I cannot remember the last time I went into the sea, to swim or snorkel. And no, I do not know how to scuba dive, although it’s something everybody is surprised to hear.
“You are from the island and you do not know how to dive?” is all I hear from others who do not live here. I know! I’m getting around to it, promise.
I do think that most of us who live on the island do take it for granted that we have this beautiful beach, sea and natural wonder of the Great Barrier Reef. It is so easy to get caught up in our busy schedules and forget to just kick back, relax and decompress. Others are submerged in it every day or weekend. So, every now and then I get a chance to do this and wonder why I don’t do it more often. My Isla Bonita is an amazing paradise.
This weekend I learned about these 20 students and five teachers from Guinea Grass Pentecostal School (from Orange Walk District) who visited Belize’s Barrier Reef for the first time, this courtesy of Oceana in Belize. I can only imagine how bright-eyed they were as they entered the water with their snorkeling gear! I’m taken back to my first trip to the reef, seeing all those beautiful colors, rich marine life and wishing I was a fish or dolphin to explore all that natural beauty.
Most of the time I assume that most Belizeans have visited San Pedro and/or our Great Barrier Reef and it isn’t so for many of them; why wouldn’t anybody have visited, its Ambergris Caye, right? Wrong!!!
So it was great to see that Oceana Belize gave these school children this wonderful opportunity. The event was part of Oceana’s community education and outreach campaign and was granted to the top 20 standard six students as a graduation treat in an attempt to expose them to Belize’s marine wonders and encourage them to learn more about, and help protect, their marine patrimony.
"Wow! I want to come back again tomorrow.”
"I am so glad I got to make this trip.”
These were some of the comments of the very excited students who explained that they learnt about some of these marine areas and animals in their science class but never thought it would be so amazing to actually experience it.
As part of the tour the students traveled to Caye Caulker on Saturday, May 26, where they were accompanied by Belizean tour guides who briefed them on what to expect and on the use of snorkeling gear, as none of the students had previously snorkeled.
The students were taken to three different tour locations, starting at Coral Garden, where they got to see the corals and their inhabiting marine life; then Shark Ray Alley, where they quickly overcame their fears and jumped in to swim with the rays and the nurse sharks. The final stop was Tarpon City on the fringes of the Caye, where from the boat the students were able to see a large school of tarpons and observe the biodiversity among the mangrove roots that serve as a nursery for the many fishes observed on the reef.
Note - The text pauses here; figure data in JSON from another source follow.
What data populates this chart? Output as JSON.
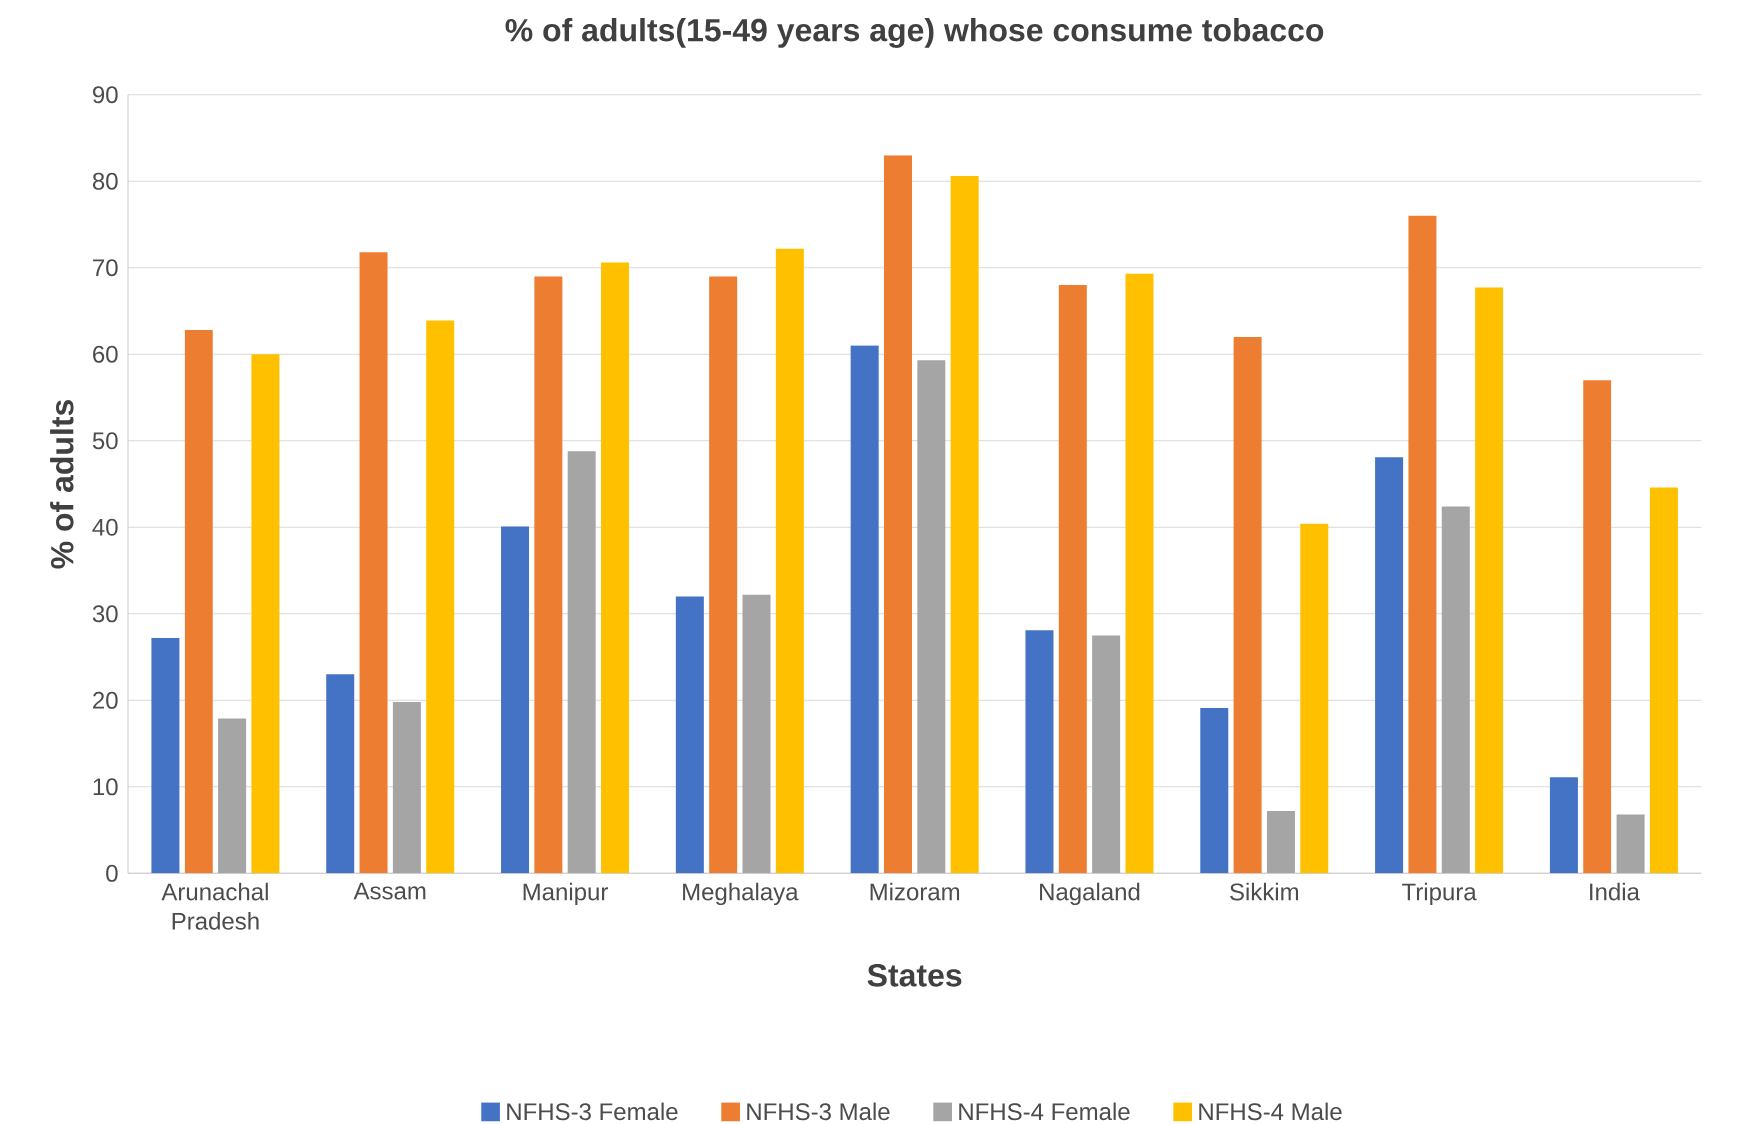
{
  "chart_data": {
    "type": "bar",
    "title": "% of adults(15-49 years age) whose consume tobacco",
    "xlabel": "States",
    "ylabel": "% of adults",
    "categories": [
      "Arunachal Pradesh",
      "Assam",
      "Manipur",
      "Meghalaya",
      "Mizoram",
      "Nagaland",
      "Sikkim",
      "Tripura",
      "India"
    ],
    "series": [
      {
        "name": "NFHS-3 Female",
        "color": "#4472c4",
        "values": [
          27.2,
          23,
          40.1,
          32,
          61,
          28.1,
          19.1,
          48.1,
          11.1
        ]
      },
      {
        "name": "NFHS-3 Male",
        "color": "#ed7d31",
        "values": [
          62.8,
          71.8,
          69,
          69,
          83,
          68,
          62,
          76,
          57
        ]
      },
      {
        "name": "NFHS-4 Female",
        "color": "#a5a5a5",
        "values": [
          17.9,
          19.8,
          48.8,
          32.2,
          59.3,
          27.5,
          7.2,
          42.4,
          6.8
        ]
      },
      {
        "name": "NFHS-4 Male",
        "color": "#ffc000",
        "values": [
          60,
          63.9,
          70.6,
          72.2,
          80.6,
          69.3,
          40.4,
          67.7,
          44.6
        ]
      }
    ],
    "ylim": [
      0,
      90
    ],
    "yticks": [
      0,
      10,
      20,
      30,
      40,
      50,
      60,
      70,
      80,
      90
    ],
    "grid": "y",
    "legend": "bottom"
  }
}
On the way back to Belize City and just before ending the day’s trip, they had the good fortune to come upon a pod of dolphins, which seem to enjoy putting on a show. The students were so excited and could not contain their gratitude for getting the opportunity to experience Belize’s marine life, which is very different from that of the river that passes through their Orange Walk village.
“It is only when our students experience the magnificence of our Reef and all our marine resources will they be able to appreciate what it is we must protect and why they have a patriotic duty to ensure our reef and other marine resources are managed responsibly for future Belizean generations”, explained Oceana’s VP Audrey Matura-Shepherd, who accompanied the students on this trip.
As part of Oceana’s continued work with educating young Belizeans about our marine resources, Oceana has pledge to donate a high school grant to the School’s top science student at their upcoming graduation ceremonies on June 21, 2012.
Kudos to Oceana Belize for their continued commitment in creating awareness and protection of our natural marine resources.